Embattled chairman of the Economic and Financial Crimes Commission has threatened to go on hunger strike if he is not released from detention.
According to a report by Vanguard, Magu is facing fresh corruption allegations from Nigerians within and outside the country.
The report quoted a source who disclosed that Magu may not be released from detention until he responds satisfactorily to all allegations against him.
The source said: “You are aware that they (detectives) have searched his house. Detectives that carried out the search combed his house. It was after the search that they arrested seven of his aides as part of the probe.
“Justice Salami is simply carrying out stern instructions from the Presidency over the issue of Magu and it was after he discovered that it will be virtually impossible to grant him bail that Magu started threatening to go on hunger strike, with a view to drawing public sympathy.
“However, it was learned that when the Presidency got information about his plans to go on strike, in insisted that the embattled EFCC acting chairman will not be released until he returns all the money he was accused of misappropriating.”

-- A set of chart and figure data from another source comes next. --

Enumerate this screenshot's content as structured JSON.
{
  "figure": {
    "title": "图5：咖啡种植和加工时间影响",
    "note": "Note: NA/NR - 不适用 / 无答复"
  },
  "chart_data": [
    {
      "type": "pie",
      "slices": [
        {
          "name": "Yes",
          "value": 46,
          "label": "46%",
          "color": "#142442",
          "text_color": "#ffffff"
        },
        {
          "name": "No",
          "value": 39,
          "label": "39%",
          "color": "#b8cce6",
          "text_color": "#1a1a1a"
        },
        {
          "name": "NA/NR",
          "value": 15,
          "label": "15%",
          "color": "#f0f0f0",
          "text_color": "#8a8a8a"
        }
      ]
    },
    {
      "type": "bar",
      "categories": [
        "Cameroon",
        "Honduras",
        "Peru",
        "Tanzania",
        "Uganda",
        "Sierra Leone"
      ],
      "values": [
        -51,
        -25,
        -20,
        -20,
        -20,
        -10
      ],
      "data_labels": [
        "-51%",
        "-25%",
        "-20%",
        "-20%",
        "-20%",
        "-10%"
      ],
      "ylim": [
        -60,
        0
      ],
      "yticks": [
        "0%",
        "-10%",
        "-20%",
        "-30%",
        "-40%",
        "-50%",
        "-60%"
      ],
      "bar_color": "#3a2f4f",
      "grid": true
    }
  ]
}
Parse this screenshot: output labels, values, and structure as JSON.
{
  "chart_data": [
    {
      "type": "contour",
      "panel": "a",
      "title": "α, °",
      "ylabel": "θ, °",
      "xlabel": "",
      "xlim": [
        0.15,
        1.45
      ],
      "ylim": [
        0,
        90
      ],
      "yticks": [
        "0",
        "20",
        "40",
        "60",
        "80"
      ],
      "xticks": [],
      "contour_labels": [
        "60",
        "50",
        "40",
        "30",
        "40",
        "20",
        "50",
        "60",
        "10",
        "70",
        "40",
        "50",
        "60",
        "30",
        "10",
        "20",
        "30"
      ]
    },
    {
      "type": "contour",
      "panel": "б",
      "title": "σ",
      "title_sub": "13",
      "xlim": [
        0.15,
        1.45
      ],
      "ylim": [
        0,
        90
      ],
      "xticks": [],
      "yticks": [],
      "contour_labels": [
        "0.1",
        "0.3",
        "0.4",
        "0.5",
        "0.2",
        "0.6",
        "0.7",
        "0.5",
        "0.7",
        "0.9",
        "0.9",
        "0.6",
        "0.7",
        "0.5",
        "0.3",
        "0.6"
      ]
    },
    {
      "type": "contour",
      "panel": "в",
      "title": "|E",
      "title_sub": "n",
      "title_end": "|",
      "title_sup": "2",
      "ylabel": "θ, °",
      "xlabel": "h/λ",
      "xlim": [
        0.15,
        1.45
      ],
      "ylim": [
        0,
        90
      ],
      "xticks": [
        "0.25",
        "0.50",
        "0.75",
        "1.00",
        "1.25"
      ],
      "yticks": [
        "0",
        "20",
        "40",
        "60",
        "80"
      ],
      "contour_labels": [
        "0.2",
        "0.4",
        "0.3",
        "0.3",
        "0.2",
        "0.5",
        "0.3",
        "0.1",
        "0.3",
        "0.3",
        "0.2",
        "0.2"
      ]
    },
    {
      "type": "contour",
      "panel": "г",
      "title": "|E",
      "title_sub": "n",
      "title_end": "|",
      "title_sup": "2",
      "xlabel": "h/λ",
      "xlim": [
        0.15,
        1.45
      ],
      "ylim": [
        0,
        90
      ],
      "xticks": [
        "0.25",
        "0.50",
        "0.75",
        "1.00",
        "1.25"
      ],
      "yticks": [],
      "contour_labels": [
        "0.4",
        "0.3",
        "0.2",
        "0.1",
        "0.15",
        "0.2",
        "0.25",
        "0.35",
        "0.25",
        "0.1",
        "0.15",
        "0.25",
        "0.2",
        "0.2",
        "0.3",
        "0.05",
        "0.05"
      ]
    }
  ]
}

A day after Mr Magu was arrested, he was suspended from office, according to multiple sources briefed on the matter. Since the suspension, however, there has been no official announcement on it or on who would head the EFCC in the interim.
At the EFCC headquarters in Abuja, Mr Olukoyede and the commission’s director of operations, Mohammed Umar, continue to supervise the agency, with neither of them being formally appointed as acting head of the agency yet.
On the same day Mr Magu was suspended, a combined team of riot policemen and operatives of the State Security Services (SSS) searched his house in Karu, Abuja.